Tuesday, October 23, 2012

China

If you watched last night's Presidential debate, though "debate" would be a lofty way to describe it, you'd think Iran would be a topic of choice.  But, even for as much as the candidates would like to appear opposed they have such similar foreign policies you might as well flip a coin.  As a rational actor (for the most part), the United States' Executive Branch has dealt with countries with relatively little partisan bias over the last decade.  In fact, Obama seemed to be channeling Hans J. Morgenthau with his political vocabulary in his response to the question, "would you consider an attack on Israel an attack on the United States?"  By the way, neither candidate answered that question directly.  But there are some foreign policy topics out there that appear divided.  So, what is it about China that makes people say, "hey, yeah!  China's a 'cheater,'" or "let's get tough on China!"?  Well, if you're Mitt Romney, you know that taking a position against the incumbent will garner support from voters' ill-will toward President Obama on any number of other issues.  This is based on reports of manipulated currency value, industrial espionage over many decades, and other issues.  Whether Obama is on the opposite end of Romney's attacks is up to you to decide.

China's primary interests are within its immediate scope.  According to the International Herald Tribune's (NY Time's world edition) October 23rd 2012 front page, China doesn't have a party favorite, and they view Romney's rhetoric as simply that.

Rumors about China ought to be addressed:

1) Million-man Army?

False, it's approximately 2.3 million (or 200 waang where 1 waang = 10,000), and it used to be closer to 10 million than 1 million.

The flip side to this is that with only 4.3% GPD spent on their military, there's not much to fret over as far as overwhelming numbers are concerned.  Those number are likely to be less trained, and less equipped than the United States.  And the logistics of an overseas offensive would boggle the mind of any commander charged with the task.

2) Are the Chinese "cheating" the world economy?

Absolutely.

And they're doing it a lot of different ways.  The 14th Federal Reserve Chairman Ben Bernanke said so.  Apart from resisting currency appreciation against the dollar to improve exports and domestic growth, they heavily subsidize these areas to ensure such business remains stable, which isn't completely out of line, the United States subsidizes lots of industries.  However, its industries are primarily concentrated on domestic standards like food supply, and imports like oil to keep the economy growth up.

On the flip side, no one said they couldn't play this way.  The international market is rarely regulated by rules we would consider laws that one could "cheat."  Their primary responsibility as a government is to their people and to themselves second to no other consideration.  Human rights violations aside, no one can tell them to behave.  World economic growth is only their concern as far as it effects them negatively or positively.

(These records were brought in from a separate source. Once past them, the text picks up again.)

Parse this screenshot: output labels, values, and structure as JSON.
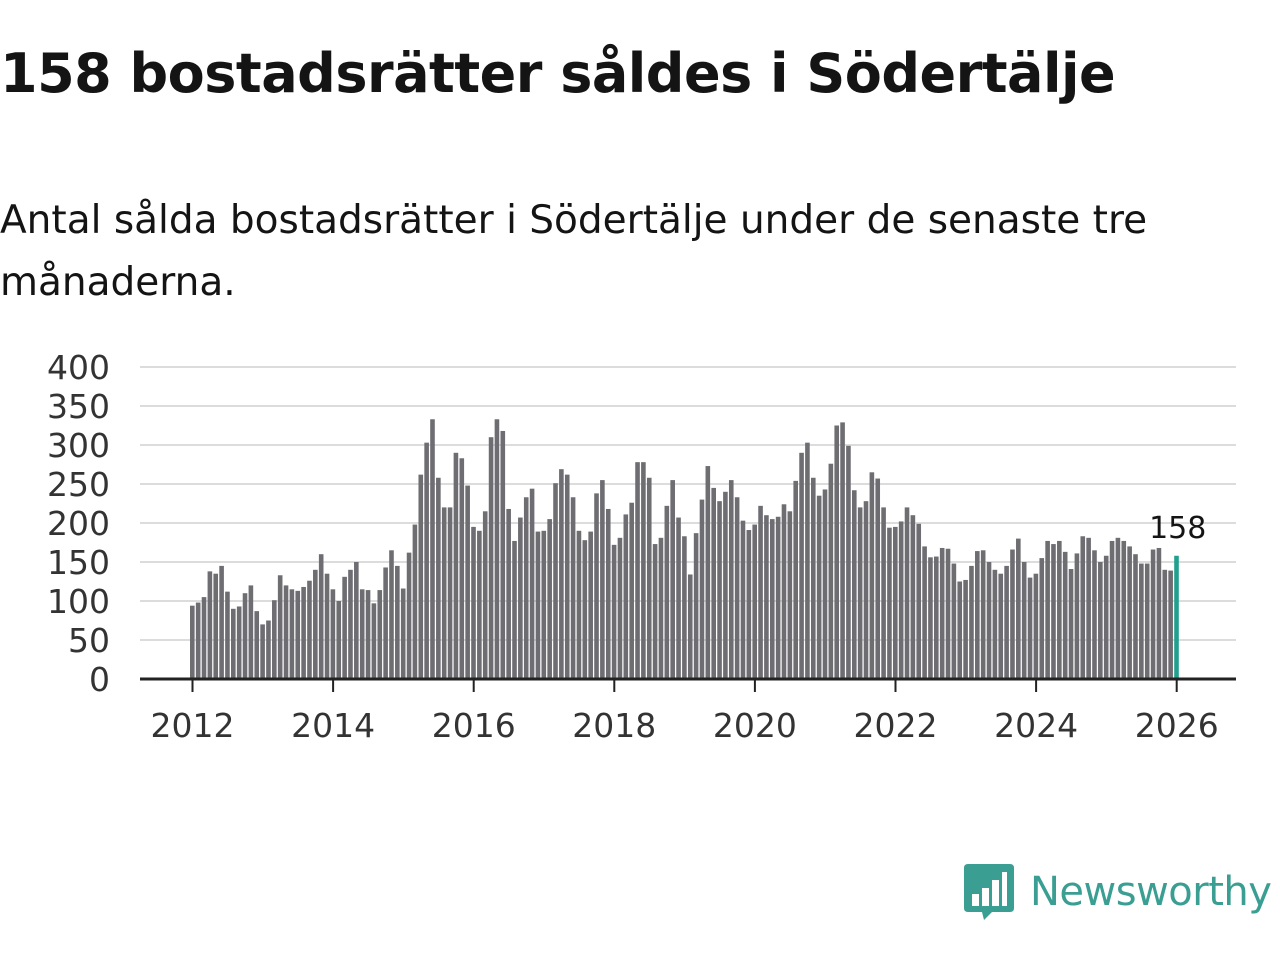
{
  "title": "158 bostadsrätter såldes i Södertälje",
  "subtitle": "Antal sålda bostadsrätter i Södertälje under de senaste tre månaderna.",
  "brand": "Newsworthy",
  "colors": {
    "bar": "#6e6d72",
    "highlight": "#22a08f",
    "grid": "#dcdcdc",
    "axis": "#222222",
    "brand": "#3a9e92"
  },
  "chart_data": {
    "type": "bar",
    "title": "158 bostadsrätter såldes i Södertälje",
    "xlabel": "",
    "ylabel": "",
    "ylim": [
      0,
      400
    ],
    "yticks": [
      0,
      50,
      100,
      150,
      200,
      250,
      300,
      350,
      400
    ],
    "xticks": [
      "2012",
      "2014",
      "2016",
      "2018",
      "2020",
      "2022",
      "2024",
      "2026"
    ],
    "start": "2012-01",
    "frequency": "monthly",
    "highlight_label": "158",
    "values": [
      94,
      98,
      105,
      138,
      135,
      145,
      112,
      90,
      93,
      110,
      120,
      87,
      70,
      75,
      101,
      133,
      120,
      115,
      113,
      118,
      126,
      140,
      160,
      135,
      115,
      100,
      131,
      140,
      150,
      115,
      114,
      97,
      114,
      143,
      165,
      145,
      116,
      162,
      198,
      262,
      303,
      333,
      258,
      220,
      220,
      290,
      283,
      248,
      195,
      190,
      215,
      310,
      333,
      318,
      218,
      177,
      207,
      233,
      244,
      189,
      190,
      205,
      251,
      269,
      262,
      233,
      190,
      178,
      189,
      238,
      255,
      218,
      172,
      181,
      211,
      226,
      278,
      278,
      258,
      173,
      181,
      222,
      255,
      207,
      183,
      134,
      187,
      230,
      273,
      245,
      228,
      240,
      255,
      233,
      203,
      191,
      198,
      222,
      210,
      205,
      208,
      224,
      215,
      254,
      290,
      303,
      258,
      235,
      243,
      276,
      325,
      329,
      299,
      242,
      220,
      228,
      265,
      257,
      220,
      194,
      195,
      202,
      220,
      210,
      199,
      170,
      156,
      157,
      168,
      167,
      148,
      125,
      127,
      145,
      164,
      165,
      150,
      140,
      135,
      145,
      166,
      180,
      150,
      130,
      135,
      155,
      177,
      173,
      177,
      163,
      141,
      161,
      183,
      181,
      165,
      150,
      158,
      177,
      181,
      177,
      170,
      160,
      148,
      148,
      166,
      168,
      140,
      139,
      158
    ]
  }
}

3) We are all going to be speaking Chinese soon.


No one knows the future, but just to give you all an idea about how unlikely that is, there are 8 significant Chinese dialects in the world, and the leading two Mandarin and Cantonese have been compared to how different English is to German.

On the other hand, China could strong-arm an exclusive language in China and over time unify the language base, but that's just the apocalypse conspiracy theorist in me playing devil's advocate.


In other words, you can love China, or hate them, or be completely indifferent, and have plenty of reasons why.